Ein westdeutscher Idealist, ein Träumer, sollte sich darin einem Ostdeutschen zum Austausch in den Westen anbieten. Gewissermaßen als Pfand, dass der Ostdeutsche danach in die DDR zurückkehrt. Der Ostdeutsche sollte einen Monat in den Westen dürfen, nur zum Anschauen, und dann wieder zurück in die DDR, aber trotz Medienrummel und strengster Bewachung gelingt es ihm zu fliehen. Die Blamage für beide deutsche Staaten ist perfekt. Während der Fokus in der ersten Hälfte des Romans auf dem Ostdeutschen liegt, der eine radikale Freiheit auslebt, verlagert sich die Aufmerksamkeit in der zweiten Hälfte auf den Westdeutschen, der einen extrem hohen Preis für seinen Idealismus zahlt – er wird in der DDR eingesperrt. Das Typische an Koeppen dabei ist, dass die DDR den Westdeutschen eigentlich gar nicht einsperren will, aber muss, um ihr Gesicht zu wahren.
Wie ging’s aus?
Das hat er uns nicht gesagt. Vielleicht wusste er es selber noch nicht. Zwei Jahre später ist die Mauer gefallen.

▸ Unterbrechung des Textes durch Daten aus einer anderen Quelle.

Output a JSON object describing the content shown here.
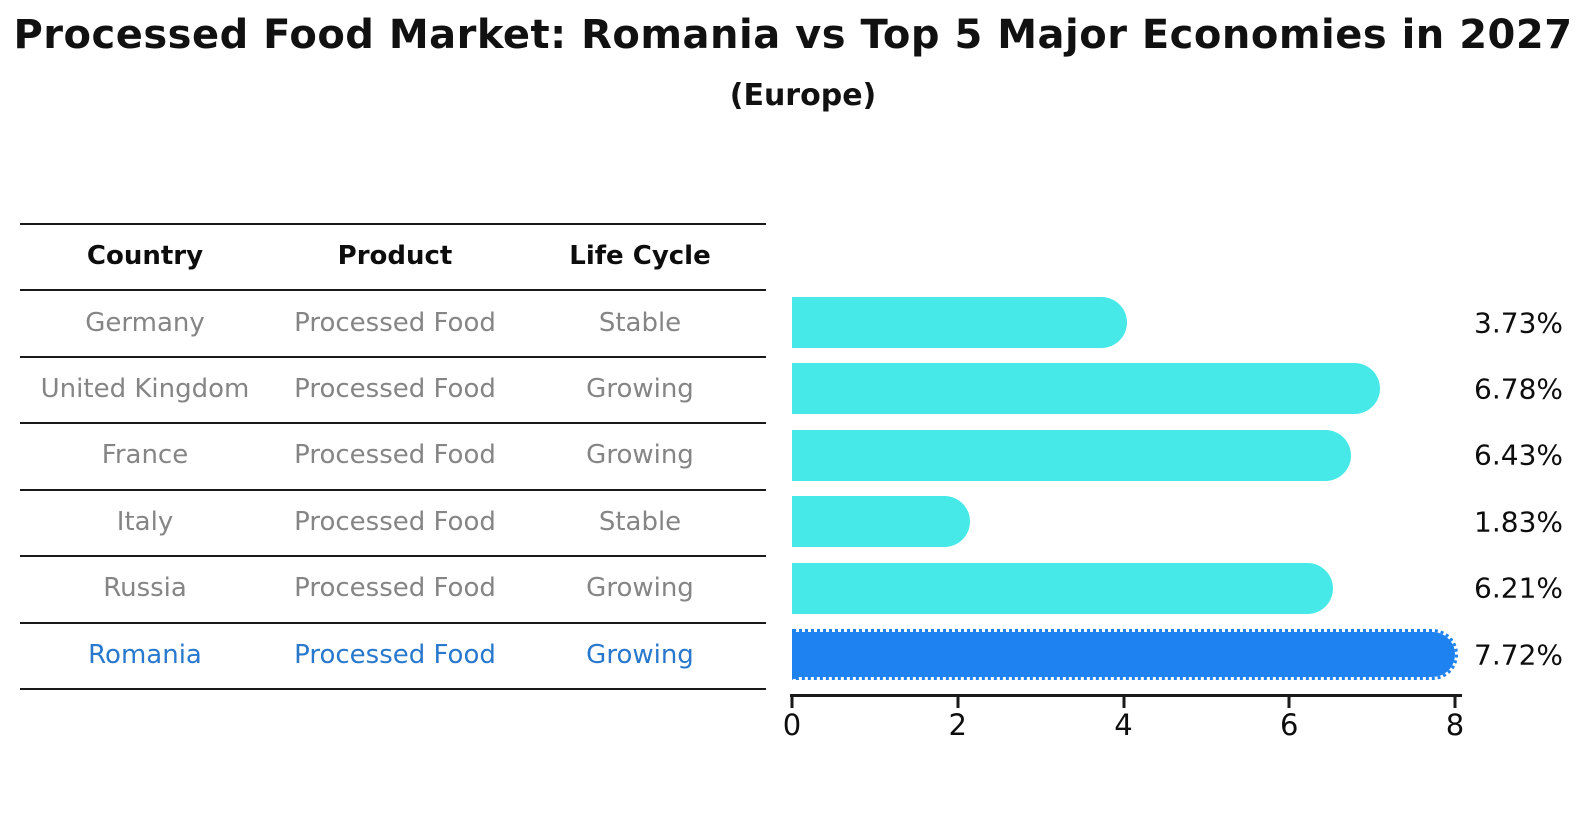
{
  "header": {
    "title": "Processed Food Market: Romania vs Top 5 Major Economies in 2027",
    "subtitle": "(Europe)"
  },
  "table": {
    "columns": [
      "Country",
      "Product",
      "Life Cycle"
    ],
    "rows": [
      {
        "country": "Germany",
        "product": "Processed Food",
        "life_cycle": "Stable",
        "highlight": false
      },
      {
        "country": "United Kingdom",
        "product": "Processed Food",
        "life_cycle": "Growing",
        "highlight": false
      },
      {
        "country": "France",
        "product": "Processed Food",
        "life_cycle": "Growing",
        "highlight": false
      },
      {
        "country": "Italy",
        "product": "Processed Food",
        "life_cycle": "Stable",
        "highlight": false
      },
      {
        "country": "Russia",
        "product": "Processed Food",
        "life_cycle": "Growing",
        "highlight": false
      },
      {
        "country": "Romania",
        "product": "Processed Food",
        "life_cycle": "Growing",
        "highlight": true
      }
    ]
  },
  "chart_data": {
    "type": "bar",
    "orientation": "horizontal",
    "title": "Processed Food Market: Romania vs Top 5 Major Economies in 2027",
    "subtitle": "(Europe)",
    "categories": [
      "Germany",
      "United Kingdom",
      "France",
      "Italy",
      "Russia",
      "Romania"
    ],
    "values": [
      3.73,
      6.78,
      6.43,
      1.83,
      6.21,
      7.72
    ],
    "value_labels": [
      "3.73%",
      "6.78%",
      "6.43%",
      "1.83%",
      "6.21%",
      "7.72%"
    ],
    "highlight_index": 5,
    "xlim": [
      0,
      8
    ],
    "x_ticks": [
      "0",
      "2",
      "4",
      "6",
      "8"
    ],
    "grid": false,
    "legend": false
  },
  "colors": {
    "bar": "#46e8e8",
    "highlight_bar": "#1e82f0",
    "highlight_text": "#2878ce",
    "table_text": "#858585",
    "axis_text": "#0d0d0d"
  }
}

Was für einen Stoff ihm das geliefert hätte!
Ja! Wie Faßbinder. Der ist auch kurz davor gestorben.
Ich glaube, das wird jetzt sehr allgemein … wen würdest Du heute fotografieren?
Keine Stars! Gerade ist mir ein Film für Arte über das Pop-Festival in Sanremo geplatzt, weil Superstars wie Adriano Celentano, Gianna Nannini und Zucchero keine Interviews geben wollten. Sie leben von ihrem Publikum, aber sie verachten es.
Oh je!
Ich glaube, wir trinken jetzt lieber noch was … darauf, dass Deine Kinder heute so alt sind wie Du auf den Fotos warst!